Nello specifico coloro che si fregieranno di un “super stipendio”, a questo punto, sono in pratica i vertici di queste categorie appena citate:
- il capo della polizia
- i comandanti generali di Carabinieri e Guardia di Finanza
- il capo dell’amministrazione penitenziaria
- i capi di Stato maggiore di difesa e Forze armate,
- il comandante del Comando operativo di vertice interforze
- il comandante generale delle Capitanerie di Porto
- e tutti i capi dipartimento e i segretari generali di presidenza del Consiglio e ministeri.
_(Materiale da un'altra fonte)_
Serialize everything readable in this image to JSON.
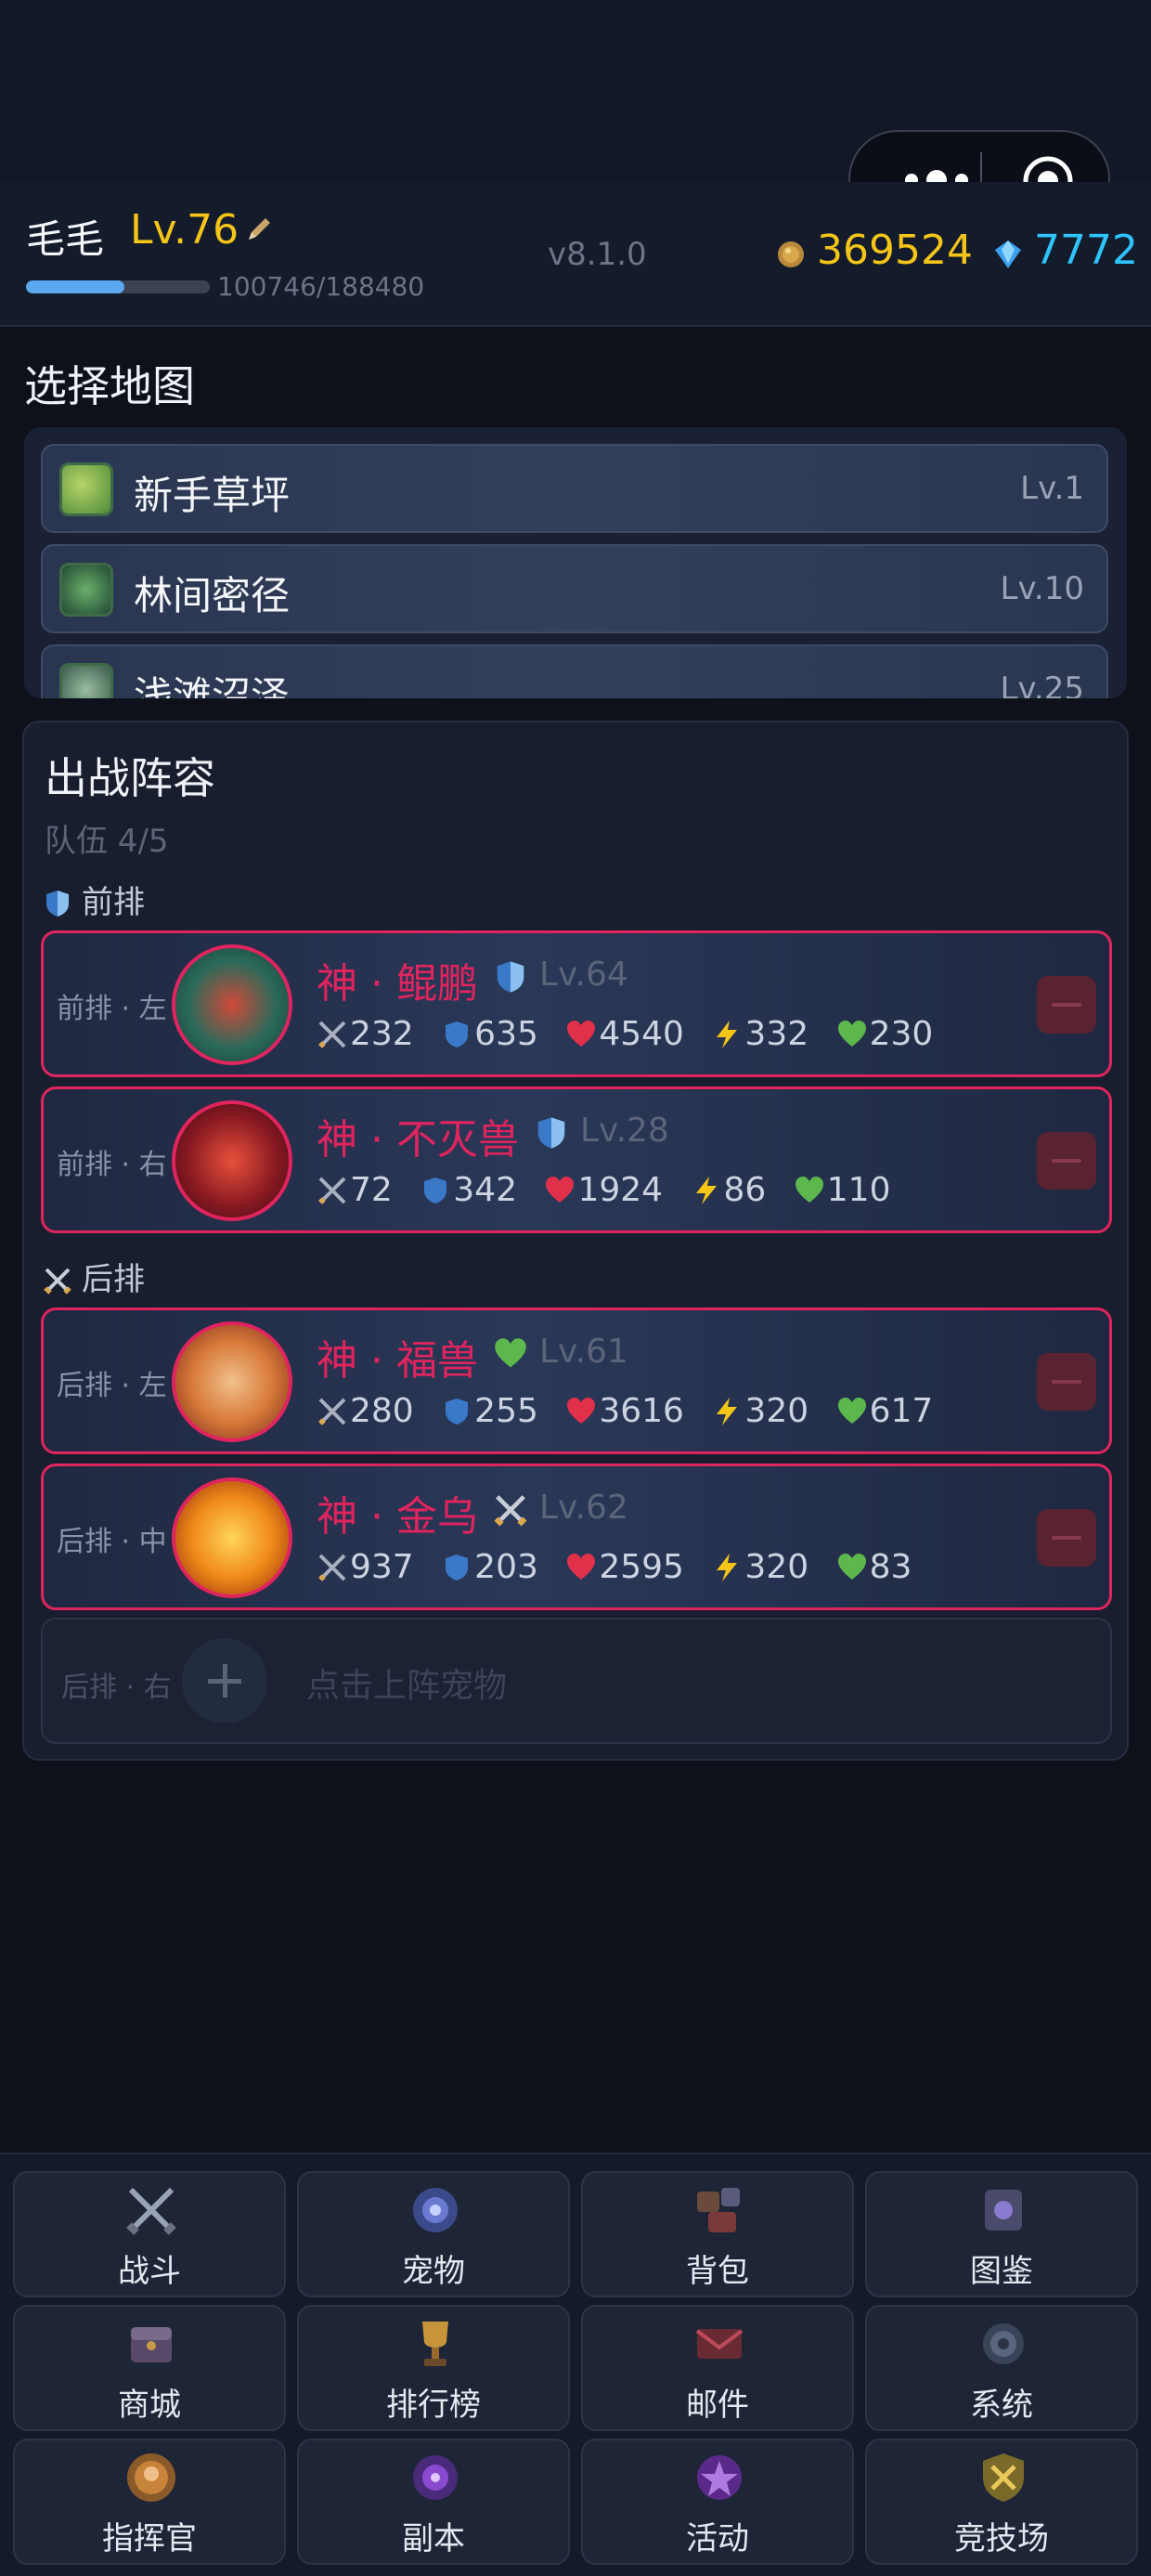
{
  "header": {
    "name": "毛毛",
    "level": "Lv.76",
    "xp_text": "100746/188480",
    "xp_fraction": 0.534,
    "version": "v8.1.0",
    "coins": "369524",
    "gems": "7772"
  },
  "maps": {
    "title": "选择地图",
    "items": [
      {
        "name": "新手草坪",
        "level": "Lv.1"
      },
      {
        "name": "林间密径",
        "level": "Lv.10"
      },
      {
        "name": "浅滩沼泽",
        "level": "Lv.25"
      }
    ]
  },
  "team": {
    "title": "出战阵容",
    "count": "队伍 4/5",
    "front_label": "前排",
    "back_label": "后排",
    "pets": [
      {
        "slot": "前排 · 左",
        "name": "神 · 鲲鹏",
        "level": "Lv.64",
        "type": "shield",
        "atk": "232",
        "def": "635",
        "hp": "4540",
        "spd": "332",
        "heal": "230"
      },
      {
        "slot": "前排 · 右",
        "name": "神 · 不灭兽",
        "level": "Lv.28",
        "type": "shield",
        "atk": "72",
        "def": "342",
        "hp": "1924",
        "spd": "86",
        "heal": "110"
      },
      {
        "slot": "后排 · 左",
        "name": "神 · 福兽",
        "level": "Lv.61",
        "type": "heart",
        "atk": "280",
        "def": "255",
        "hp": "3616",
        "spd": "320",
        "heal": "617"
      },
      {
        "slot": "后排 · 中",
        "name": "神 · 金乌",
        "level": "Lv.62",
        "type": "swords",
        "atk": "937",
        "def": "203",
        "hp": "2595",
        "spd": "320",
        "heal": "83"
      }
    ],
    "empty_slot": "后排 · 右",
    "empty_hint": "点击上阵宠物"
  },
  "nav": [
    {
      "label": "战斗",
      "icon": "crossed-swords-icon"
    },
    {
      "label": "宠物",
      "icon": "pet-orb-icon"
    },
    {
      "label": "背包",
      "icon": "backpack-icon"
    },
    {
      "label": "图鉴",
      "icon": "codex-book-icon"
    },
    {
      "label": "商城",
      "icon": "shop-chest-icon"
    },
    {
      "label": "排行榜",
      "icon": "trophy-icon"
    },
    {
      "label": "邮件",
      "icon": "mail-icon"
    },
    {
      "label": "系统",
      "icon": "gear-icon"
    },
    {
      "label": "指挥官",
      "icon": "commander-icon"
    },
    {
      "label": "副本",
      "icon": "dungeon-portal-icon"
    },
    {
      "label": "活动",
      "icon": "event-icon"
    },
    {
      "label": "竞技场",
      "icon": "arena-icon"
    }
  ],
  "colors": {
    "accent_pink": "#e0245e",
    "gold": "#f5c518",
    "gem_blue": "#2ec4ff"
  }
}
Secondo quanto ricostruito dal Corriere della Sera, l’emendamento sarebbe arrivato dal Ministero dell’Economia e delle Finanze in extremis insieme a tutto il pacchetto che aveva avuto il parere favorevole del governo. Un emendamento tuttavia non segnalato e, nella fretta di chiudere, passato senza che molti se ne accorgessero.
Una procedura che non è stata gradita dal Governo, che si “dissocia” da questa decisione.
Cosa cambia adesso? Secondo quanto riportato da Il Sole 24 Ore il “trattamento accessorio”, cioè le voci che si aggiungono allo stipendio di base e che negli scalini più alti della gerarchia sono le voci dominanti della retribuzione, potranno superare il limite massimo fissato introdotto a fine 2011.
Un limite stabilito quando il decreto Salva-Italia (Dl 201/2011, articolo 23-ter) rappresentò l’esordio del governo Monti nella battaglia contro il rischio default del Paese, rivisto nel 2014 all’inizio del governo Renzi.